December 4th, 2015 7 comments

Generally, it is known what a chess player earns for playing in a tournament. The first prize is listed and the appearance fee is usually enough to cover travel and a bit more, with accommodation and food often supplied by the organisers. For lower-ladder GMs such as myself, this is frequently all that is offered, although I get £300 for one tournament I frequently play and £500 for the Danish Championship.

I have always felt blessed that people pay me to play chess. I have never been a devoted professional and the organisers are usually working for free in Northern Europe, because they like chess and the sponsors are entirely philanthropic.

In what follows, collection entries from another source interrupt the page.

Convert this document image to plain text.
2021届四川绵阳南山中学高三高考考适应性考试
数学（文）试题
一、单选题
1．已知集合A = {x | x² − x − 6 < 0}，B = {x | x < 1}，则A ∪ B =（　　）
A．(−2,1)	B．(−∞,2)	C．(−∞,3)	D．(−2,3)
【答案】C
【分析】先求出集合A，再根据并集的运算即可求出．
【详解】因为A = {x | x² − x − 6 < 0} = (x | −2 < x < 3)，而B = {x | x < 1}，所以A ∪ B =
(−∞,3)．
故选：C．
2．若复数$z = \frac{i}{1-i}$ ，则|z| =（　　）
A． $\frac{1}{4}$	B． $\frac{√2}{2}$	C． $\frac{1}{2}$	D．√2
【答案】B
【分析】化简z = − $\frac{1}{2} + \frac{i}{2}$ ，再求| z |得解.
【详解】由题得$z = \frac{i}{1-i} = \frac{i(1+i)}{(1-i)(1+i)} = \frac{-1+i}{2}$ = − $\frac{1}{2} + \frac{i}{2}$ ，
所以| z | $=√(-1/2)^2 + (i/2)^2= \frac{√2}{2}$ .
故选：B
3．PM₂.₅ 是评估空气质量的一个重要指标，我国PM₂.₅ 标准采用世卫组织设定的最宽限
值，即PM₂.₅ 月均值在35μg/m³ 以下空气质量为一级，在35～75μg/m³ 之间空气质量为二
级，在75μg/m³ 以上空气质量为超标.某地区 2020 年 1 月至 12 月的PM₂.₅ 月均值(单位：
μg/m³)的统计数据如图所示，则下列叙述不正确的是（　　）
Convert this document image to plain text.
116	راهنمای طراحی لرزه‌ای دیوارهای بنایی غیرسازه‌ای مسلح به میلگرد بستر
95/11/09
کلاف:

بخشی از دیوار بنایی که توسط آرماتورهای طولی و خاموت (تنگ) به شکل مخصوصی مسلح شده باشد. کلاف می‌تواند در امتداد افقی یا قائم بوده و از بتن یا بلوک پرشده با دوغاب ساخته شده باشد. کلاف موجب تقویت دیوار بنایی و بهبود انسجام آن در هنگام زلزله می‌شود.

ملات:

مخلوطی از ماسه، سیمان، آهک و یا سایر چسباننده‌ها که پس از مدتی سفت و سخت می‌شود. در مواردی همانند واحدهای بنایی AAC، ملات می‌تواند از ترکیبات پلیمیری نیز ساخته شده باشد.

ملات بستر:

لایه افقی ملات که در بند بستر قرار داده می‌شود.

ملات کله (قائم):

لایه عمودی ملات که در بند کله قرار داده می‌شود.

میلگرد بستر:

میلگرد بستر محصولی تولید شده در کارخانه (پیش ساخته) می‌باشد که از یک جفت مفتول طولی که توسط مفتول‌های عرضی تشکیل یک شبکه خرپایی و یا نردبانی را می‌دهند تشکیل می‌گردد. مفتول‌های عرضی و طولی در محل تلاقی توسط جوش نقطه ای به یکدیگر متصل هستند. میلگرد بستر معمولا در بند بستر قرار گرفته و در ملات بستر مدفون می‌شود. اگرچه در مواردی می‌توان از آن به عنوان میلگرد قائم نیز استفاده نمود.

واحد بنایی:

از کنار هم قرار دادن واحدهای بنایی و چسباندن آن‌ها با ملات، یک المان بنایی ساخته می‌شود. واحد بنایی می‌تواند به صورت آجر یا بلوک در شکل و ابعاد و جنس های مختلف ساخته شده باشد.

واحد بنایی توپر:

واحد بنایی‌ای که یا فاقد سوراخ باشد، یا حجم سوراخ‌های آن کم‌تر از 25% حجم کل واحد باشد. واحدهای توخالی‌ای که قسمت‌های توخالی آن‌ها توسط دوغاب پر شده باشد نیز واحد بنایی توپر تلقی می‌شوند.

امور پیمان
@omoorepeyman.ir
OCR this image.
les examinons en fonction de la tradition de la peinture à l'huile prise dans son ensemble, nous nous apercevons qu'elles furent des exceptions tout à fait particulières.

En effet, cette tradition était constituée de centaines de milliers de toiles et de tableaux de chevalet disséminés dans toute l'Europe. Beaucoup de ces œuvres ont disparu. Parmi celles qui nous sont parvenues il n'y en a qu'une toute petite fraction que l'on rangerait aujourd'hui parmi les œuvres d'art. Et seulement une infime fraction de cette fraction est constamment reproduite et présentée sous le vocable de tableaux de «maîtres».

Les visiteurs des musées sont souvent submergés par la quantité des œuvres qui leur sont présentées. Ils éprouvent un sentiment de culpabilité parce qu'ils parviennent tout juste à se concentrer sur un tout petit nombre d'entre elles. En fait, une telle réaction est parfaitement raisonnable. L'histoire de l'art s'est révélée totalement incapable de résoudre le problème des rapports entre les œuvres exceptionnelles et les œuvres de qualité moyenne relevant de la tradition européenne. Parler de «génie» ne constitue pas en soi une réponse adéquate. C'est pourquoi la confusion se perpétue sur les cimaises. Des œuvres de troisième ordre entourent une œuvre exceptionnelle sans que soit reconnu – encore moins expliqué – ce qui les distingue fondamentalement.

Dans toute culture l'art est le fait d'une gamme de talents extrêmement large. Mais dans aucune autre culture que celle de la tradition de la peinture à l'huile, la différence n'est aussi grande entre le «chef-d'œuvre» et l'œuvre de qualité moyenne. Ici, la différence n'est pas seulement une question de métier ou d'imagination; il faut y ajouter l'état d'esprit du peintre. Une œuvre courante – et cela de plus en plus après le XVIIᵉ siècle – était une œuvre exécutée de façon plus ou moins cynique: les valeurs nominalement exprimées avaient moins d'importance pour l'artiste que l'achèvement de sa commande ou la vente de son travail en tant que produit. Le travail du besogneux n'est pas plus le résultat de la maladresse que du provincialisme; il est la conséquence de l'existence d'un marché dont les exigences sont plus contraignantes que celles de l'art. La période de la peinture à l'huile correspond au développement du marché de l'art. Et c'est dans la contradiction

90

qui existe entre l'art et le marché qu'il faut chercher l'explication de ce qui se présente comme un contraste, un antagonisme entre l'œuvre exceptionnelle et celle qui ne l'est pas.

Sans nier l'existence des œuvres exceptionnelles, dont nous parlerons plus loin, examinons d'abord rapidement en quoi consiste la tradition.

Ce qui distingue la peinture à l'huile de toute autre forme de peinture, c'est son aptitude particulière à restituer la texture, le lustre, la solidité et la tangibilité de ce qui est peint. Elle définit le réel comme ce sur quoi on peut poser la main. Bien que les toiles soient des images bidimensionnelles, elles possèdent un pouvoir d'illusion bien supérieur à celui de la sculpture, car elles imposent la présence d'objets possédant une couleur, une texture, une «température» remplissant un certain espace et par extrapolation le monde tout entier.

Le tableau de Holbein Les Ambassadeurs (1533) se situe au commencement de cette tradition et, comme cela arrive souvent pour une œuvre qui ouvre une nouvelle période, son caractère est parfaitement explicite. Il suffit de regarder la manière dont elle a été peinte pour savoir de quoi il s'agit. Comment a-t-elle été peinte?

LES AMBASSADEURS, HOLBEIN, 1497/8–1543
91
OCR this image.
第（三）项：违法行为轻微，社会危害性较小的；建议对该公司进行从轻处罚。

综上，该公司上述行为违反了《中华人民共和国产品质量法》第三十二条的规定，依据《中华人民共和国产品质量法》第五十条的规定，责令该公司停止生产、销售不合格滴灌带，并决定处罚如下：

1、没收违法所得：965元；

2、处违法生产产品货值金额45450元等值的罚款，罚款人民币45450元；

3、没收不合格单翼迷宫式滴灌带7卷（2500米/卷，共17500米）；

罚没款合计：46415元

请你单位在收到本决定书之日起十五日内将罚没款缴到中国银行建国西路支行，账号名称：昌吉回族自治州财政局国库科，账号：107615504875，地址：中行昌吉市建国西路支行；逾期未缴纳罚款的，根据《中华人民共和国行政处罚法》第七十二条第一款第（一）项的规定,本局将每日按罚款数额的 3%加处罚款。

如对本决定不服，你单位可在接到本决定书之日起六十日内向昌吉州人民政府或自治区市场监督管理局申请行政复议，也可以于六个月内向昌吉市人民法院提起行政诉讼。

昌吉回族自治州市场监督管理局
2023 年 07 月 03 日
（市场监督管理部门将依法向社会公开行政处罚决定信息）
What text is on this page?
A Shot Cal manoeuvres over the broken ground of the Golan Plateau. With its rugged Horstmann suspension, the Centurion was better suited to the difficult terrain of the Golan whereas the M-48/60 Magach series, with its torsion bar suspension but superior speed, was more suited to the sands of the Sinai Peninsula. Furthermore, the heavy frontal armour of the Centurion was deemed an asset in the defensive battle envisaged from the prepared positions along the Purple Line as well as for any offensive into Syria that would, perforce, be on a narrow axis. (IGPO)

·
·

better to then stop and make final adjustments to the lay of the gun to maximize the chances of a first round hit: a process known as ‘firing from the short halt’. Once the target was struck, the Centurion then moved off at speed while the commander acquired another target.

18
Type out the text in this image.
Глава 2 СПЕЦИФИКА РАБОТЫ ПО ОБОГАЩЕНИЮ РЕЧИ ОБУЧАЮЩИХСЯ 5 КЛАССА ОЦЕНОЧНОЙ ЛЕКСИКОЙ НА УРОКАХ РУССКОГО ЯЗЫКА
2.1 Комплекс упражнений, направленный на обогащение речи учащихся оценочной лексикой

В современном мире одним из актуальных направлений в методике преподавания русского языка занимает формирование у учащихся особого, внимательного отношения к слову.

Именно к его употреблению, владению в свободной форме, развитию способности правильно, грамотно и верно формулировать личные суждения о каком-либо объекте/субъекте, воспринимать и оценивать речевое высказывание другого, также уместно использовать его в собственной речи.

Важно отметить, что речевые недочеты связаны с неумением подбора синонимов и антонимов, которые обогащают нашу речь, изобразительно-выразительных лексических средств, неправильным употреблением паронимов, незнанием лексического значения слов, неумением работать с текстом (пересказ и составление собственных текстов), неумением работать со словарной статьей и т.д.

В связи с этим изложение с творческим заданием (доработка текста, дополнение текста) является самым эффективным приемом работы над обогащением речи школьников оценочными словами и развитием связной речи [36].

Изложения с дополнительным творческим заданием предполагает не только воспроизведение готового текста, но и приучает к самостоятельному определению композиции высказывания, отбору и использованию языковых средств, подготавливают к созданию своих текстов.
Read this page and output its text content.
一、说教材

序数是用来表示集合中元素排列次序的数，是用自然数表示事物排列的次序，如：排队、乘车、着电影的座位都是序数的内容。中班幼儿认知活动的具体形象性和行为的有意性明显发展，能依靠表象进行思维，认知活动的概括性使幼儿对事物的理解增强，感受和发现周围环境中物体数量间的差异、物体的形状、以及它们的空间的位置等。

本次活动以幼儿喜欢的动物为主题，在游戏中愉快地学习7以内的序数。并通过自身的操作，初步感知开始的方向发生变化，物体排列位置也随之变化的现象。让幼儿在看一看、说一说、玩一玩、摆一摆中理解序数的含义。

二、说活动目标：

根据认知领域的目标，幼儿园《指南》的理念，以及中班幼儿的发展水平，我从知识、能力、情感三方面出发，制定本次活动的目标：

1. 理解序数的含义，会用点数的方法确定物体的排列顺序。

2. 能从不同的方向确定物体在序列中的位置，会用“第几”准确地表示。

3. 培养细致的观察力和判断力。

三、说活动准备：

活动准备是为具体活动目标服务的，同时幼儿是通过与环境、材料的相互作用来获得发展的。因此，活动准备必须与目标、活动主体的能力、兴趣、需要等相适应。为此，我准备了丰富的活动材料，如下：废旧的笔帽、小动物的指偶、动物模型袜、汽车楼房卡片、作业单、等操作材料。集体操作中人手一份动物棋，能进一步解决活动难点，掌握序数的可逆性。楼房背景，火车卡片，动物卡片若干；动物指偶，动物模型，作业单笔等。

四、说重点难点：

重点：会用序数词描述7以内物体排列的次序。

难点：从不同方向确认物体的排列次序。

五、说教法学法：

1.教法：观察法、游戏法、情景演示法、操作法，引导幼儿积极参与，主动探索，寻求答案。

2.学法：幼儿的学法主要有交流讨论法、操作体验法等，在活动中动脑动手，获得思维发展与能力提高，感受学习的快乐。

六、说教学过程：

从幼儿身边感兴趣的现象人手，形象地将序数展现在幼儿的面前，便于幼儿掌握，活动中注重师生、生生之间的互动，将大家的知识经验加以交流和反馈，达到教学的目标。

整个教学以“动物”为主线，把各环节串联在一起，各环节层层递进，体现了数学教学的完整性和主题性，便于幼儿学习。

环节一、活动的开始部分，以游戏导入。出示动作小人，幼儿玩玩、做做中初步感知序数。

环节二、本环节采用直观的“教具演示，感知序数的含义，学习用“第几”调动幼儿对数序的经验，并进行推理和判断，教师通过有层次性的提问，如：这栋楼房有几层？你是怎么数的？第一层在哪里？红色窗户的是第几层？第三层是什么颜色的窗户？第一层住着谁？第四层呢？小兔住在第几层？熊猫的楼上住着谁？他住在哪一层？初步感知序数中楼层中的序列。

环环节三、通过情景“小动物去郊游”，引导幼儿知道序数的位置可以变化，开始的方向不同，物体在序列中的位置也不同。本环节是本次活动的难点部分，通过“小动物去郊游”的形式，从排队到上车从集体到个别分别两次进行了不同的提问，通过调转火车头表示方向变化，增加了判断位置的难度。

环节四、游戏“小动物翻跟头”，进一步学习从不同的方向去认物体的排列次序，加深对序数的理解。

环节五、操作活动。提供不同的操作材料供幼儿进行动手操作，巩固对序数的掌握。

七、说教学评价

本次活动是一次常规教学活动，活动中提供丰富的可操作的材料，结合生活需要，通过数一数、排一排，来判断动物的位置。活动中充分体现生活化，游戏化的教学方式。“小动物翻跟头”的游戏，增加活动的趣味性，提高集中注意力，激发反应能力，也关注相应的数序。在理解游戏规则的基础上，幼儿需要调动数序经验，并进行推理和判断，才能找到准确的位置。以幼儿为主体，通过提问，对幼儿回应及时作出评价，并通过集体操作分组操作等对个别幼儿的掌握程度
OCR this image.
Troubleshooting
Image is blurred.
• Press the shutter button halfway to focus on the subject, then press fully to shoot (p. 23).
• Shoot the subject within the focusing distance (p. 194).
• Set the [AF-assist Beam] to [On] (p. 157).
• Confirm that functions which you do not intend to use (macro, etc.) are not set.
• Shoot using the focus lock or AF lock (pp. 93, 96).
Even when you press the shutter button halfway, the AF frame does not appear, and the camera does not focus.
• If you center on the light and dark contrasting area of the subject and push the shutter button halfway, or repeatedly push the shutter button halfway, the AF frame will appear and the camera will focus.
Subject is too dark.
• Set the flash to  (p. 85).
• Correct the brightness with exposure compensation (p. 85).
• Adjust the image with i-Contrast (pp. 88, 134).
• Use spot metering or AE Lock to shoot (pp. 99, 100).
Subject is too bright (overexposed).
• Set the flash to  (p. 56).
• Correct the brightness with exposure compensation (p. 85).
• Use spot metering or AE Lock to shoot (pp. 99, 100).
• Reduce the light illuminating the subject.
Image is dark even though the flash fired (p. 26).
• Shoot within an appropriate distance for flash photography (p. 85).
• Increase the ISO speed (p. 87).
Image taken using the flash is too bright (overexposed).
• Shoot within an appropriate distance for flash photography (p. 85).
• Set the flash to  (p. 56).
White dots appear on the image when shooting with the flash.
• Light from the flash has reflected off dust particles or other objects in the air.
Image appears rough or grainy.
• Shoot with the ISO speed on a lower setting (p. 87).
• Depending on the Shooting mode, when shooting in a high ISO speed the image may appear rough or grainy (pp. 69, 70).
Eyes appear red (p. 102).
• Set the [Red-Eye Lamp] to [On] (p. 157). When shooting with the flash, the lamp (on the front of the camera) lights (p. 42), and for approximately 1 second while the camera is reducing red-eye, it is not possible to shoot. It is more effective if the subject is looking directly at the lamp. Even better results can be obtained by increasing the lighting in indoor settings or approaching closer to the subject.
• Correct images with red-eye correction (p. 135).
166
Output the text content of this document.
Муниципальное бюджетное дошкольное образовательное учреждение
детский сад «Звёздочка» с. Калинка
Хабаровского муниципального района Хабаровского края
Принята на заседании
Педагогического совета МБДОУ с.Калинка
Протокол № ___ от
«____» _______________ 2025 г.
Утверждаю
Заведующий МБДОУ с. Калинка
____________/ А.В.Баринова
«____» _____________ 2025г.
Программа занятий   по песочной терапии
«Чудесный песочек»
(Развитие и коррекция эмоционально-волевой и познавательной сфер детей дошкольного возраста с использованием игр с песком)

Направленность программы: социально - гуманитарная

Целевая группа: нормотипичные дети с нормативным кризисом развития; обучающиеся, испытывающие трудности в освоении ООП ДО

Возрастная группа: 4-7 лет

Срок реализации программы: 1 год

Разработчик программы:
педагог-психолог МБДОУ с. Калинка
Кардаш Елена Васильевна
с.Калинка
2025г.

But there are serious players out there as well. People who make their living from playing chess. They go from open tournament to open tournament, struggling to make ends meet.

The best players go from this nomadic existence to a super-league of highly-paid tournaments. In his interview about Norwegian Chess, Topalov explained his relaxed attitude to chess these days as “last prize is $15,000”, which is certainly a better prize than I have ever received…

I talked to a top 20 player once, who said he got £5000 in appearance fee for his latest tournament, but rushed to tell me that this was of course very, very good. Life outside the top tournaments is doable, but it is not gilded.

But what about Magnus Carlsen, World Champion, fashion icon and national hero? Surely this must be good business? Obviously, we would never be able to find out what Anand, Kramnik and Topalov earn, as they live in countries where such information is not easily accessible. But Carlsen lives in Norway, where everything is out in the open.